2 de setembro de 2016

Desconhecimento ou deturpação?

A gestão dos espaços, infraestruturas e equipamentos da Zona Ribeirinha de Esposende sempre foi um processo algo complexo, envolto em grandes indefinições no que às competências e responsabilidades diz respeito.

O exemplo mais paradigmático é o do edifício dos Estaleiros Navais, da Doca de Pesca, dos Armazéns de Aprestos e da Doca de Recreio.

Estes equipamentos e infraestruturas, construídos pelo Estado Central no início da década de 90, foram de uma forma geral deixados ao abandono por quem tinha a responsabilidade de os gerir e administrar.
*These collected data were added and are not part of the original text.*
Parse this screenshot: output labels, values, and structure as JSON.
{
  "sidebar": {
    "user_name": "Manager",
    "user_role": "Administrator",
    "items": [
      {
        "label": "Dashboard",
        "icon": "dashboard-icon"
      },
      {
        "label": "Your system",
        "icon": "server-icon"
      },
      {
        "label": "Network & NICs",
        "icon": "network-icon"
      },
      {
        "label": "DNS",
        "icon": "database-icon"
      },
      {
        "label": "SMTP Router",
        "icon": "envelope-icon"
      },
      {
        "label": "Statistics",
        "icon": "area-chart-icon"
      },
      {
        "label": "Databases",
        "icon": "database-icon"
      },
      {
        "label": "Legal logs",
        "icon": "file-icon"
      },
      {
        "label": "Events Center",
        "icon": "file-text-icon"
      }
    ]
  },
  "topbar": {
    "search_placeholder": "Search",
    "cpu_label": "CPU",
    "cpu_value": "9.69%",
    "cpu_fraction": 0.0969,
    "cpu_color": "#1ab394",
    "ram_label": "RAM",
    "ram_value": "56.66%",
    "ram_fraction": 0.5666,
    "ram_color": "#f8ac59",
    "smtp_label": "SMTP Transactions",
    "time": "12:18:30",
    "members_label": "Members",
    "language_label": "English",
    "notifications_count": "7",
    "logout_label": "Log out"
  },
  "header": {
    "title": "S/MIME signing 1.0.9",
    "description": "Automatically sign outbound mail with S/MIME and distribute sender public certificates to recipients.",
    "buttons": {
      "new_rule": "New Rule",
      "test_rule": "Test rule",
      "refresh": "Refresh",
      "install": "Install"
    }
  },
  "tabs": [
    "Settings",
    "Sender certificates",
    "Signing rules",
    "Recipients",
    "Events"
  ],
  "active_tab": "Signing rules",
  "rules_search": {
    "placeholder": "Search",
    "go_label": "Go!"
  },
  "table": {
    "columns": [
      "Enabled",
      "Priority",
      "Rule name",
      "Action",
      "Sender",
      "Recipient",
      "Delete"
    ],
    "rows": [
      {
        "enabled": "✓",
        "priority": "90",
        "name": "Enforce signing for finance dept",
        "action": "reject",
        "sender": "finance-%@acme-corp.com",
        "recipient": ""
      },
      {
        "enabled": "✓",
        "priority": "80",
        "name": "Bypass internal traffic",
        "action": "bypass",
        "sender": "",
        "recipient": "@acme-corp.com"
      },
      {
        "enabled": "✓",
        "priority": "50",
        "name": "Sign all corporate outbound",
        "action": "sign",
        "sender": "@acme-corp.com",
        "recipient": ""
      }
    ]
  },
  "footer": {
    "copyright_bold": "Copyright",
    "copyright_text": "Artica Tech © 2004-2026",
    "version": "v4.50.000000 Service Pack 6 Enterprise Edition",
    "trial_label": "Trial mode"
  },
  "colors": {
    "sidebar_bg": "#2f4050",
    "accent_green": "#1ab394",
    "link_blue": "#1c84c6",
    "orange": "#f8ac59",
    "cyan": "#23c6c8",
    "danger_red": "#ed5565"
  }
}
Se por um lado o edifício dos Estaleiros Navais foi “salvo” a partir do momento em que foi concessionado ao Fórum Esposendense, a Doca de Recreio, por exemplo, foi deixada literalmente ao abandono, com graves prejuízos para a cidade e para o concelho.
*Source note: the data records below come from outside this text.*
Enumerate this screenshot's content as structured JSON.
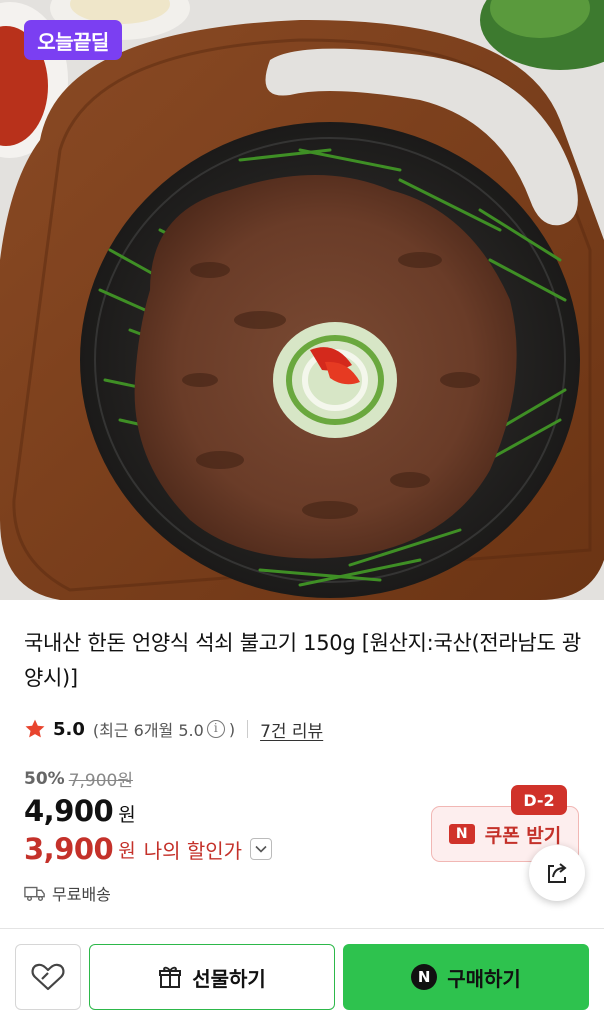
{
  "hero": {
    "badge_label": "오늘끝딜"
  },
  "product": {
    "title": "국내산 한돈 언양식 석쇠 불고기 150g [원산지:국산(전라남도 광양시)]",
    "rating": {
      "score": "5.0",
      "recent_prefix": "(최근 6개월 5.0",
      "recent_suffix": ")",
      "review_link": "7건 리뷰"
    },
    "discount_rate": "50%",
    "original_price": "7,900원",
    "price": "4,900",
    "price_unit": "원",
    "my_price": "3,900",
    "my_price_unit": "원",
    "my_price_label": "나의 할인가",
    "shipping": "무료배송"
  },
  "coupon": {
    "dday": "D-2",
    "n_mark": "N",
    "label": "쿠폰 받기"
  },
  "bottom_bar": {
    "gift_label": "선물하기",
    "buy_mark": "N",
    "buy_label": "구매하기"
  },
  "colors": {
    "deal_purple": "#7b3ff2",
    "sale_red": "#c4312a",
    "buy_green": "#2ec24e",
    "star": "#e8442e"
  }
}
Ciente da necessidade urgente de resolver este problema, cedo o Município se mostrou disponível e interessado em assumir a gestão destes espaços e equipamentos, tendo durante anos diligenciado junto do Instituto Portuário e dos Transportes Marítimos (IPTM) no sentido de se concretizar a transferência de competências.

Fruto do “complicómetro” que por norma se utiliza em Lisboa, da constante mudança de responsáveis nos organismos do Estado e, diga-se em abandono da verdade, da incompetência de muitos desses responsáveis, o processo foi-se arrastando no tempo por falta de decisão do Poder Central.

Mas tal como diz o ditado ´”água mole em pedra dura tanto dá até que fura”. Depois de muita insistência, de muitas reuniões (inconsequentes) e de muita pressão, no final do mandato anterior o Município conseguiu finalmente celebrar com o IPTM um Acordo de Cooperação Institucional Geral para a Requalificação da Frente Ribeirinha da Cidade de Esposende e para a Gestão dos Espaços Reabilitados.

De uma forma muita genérica este acordo veio definir competências e obrigações na reabilitação dos espaços e equipamentos e veio estabelecer a transferência da gestão dos mesmos para o Município, após a execução dos trabalhos.

Ficou estabelecido que competia à Câmara Municipal recuperar o edifício dos Estaleiros Navais e os Armazéns de Aprestos, enquanto o IPTM teria de assumir a dragagem e a substituição de passadiços quer na Doca de Pesca, quer na Doca de Recreio.

Completamente empenhado na resolução deste processo o Município foi ainda mais longe. Em 2012 abdicou de cerca de 2 milhões de euros do programa PROMAR a favor do IPTM para que esta entidade executasse os trabalhos que eram da sua responsabilidade, nomeadamente a dragagem das duas docas e a substituição dos passadiços. Lamentavelmente este organismo nem sequer conseguiu elaborar os projectos a tempo de apresentar as candidaturas ao programa de financiamento e deixou que o dinheiro se perdesse.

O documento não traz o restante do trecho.